Press Release

University think-tank Million+ - OFFA Report

24 January 2008

Pam Tatlow from the university think-tank Million+ said “There is no doubt that universities which have a first class record in widening participation have done what they said and spent significant amounts of additional fee income on providing discretionary bursaries for full-time students and on outreach work. These universities have more students from lower income families and this is an excellent performance which, ironically, has the potential to reduce the unit of student resource compared to other institutions.

The report signals that some health warnings need to be applied to the current system. The failure of students to claim bursaries confirms our own research that the HE funding and student support system in the UK and in particular in England is enormously complex, not only for universities to administer but for full-time students themselves. It is also quite bizarre that students from the same socio-economic background, studying the same course receive different discretionary bursaries according to the university at which they study and what that university judges it can afford to pay. This is neither equitable nor fair and it is why a number of English HEIs have always advocated a national bursary scheme – a policy subsequently adopted in Wales.

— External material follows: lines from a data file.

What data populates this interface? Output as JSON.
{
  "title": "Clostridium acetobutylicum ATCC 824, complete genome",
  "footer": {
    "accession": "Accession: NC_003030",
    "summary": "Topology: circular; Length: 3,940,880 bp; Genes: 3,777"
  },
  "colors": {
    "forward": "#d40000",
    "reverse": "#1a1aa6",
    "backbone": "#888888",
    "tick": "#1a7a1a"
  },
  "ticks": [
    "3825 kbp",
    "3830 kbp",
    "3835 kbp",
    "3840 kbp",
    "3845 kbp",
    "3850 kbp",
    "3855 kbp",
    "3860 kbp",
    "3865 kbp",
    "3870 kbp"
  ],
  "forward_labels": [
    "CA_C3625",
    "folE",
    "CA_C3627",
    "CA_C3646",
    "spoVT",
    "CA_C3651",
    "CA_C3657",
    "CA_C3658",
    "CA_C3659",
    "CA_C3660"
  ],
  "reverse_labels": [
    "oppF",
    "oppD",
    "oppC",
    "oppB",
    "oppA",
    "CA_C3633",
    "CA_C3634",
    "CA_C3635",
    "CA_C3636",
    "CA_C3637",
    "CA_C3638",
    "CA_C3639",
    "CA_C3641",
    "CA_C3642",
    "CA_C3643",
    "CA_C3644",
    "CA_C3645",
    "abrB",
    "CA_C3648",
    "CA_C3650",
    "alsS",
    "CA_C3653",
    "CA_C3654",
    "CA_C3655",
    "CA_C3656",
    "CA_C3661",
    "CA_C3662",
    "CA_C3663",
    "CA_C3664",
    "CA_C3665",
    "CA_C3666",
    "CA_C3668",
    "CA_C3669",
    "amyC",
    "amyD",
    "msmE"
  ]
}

The success of outreach work should ultimately be judged by the social profile of students actually enrolled in an HEI. This will not be confirmed until later. It is far from clear that the use of additional fee income will have made any great inroads into a more inclusive social profile across all institutions. This is a complex issue but so long as funding support systems focus on full-time students and HE funding incentivises full-time provision then we are unlikely to make serious further progress. The OFFA report confirms yet again that institutions which have a higher proportion of their student body attending on a full-time basis and a less inclusive student profile have a clear resource advantage over those institutions with a significant number of part-time or non-traditional students.”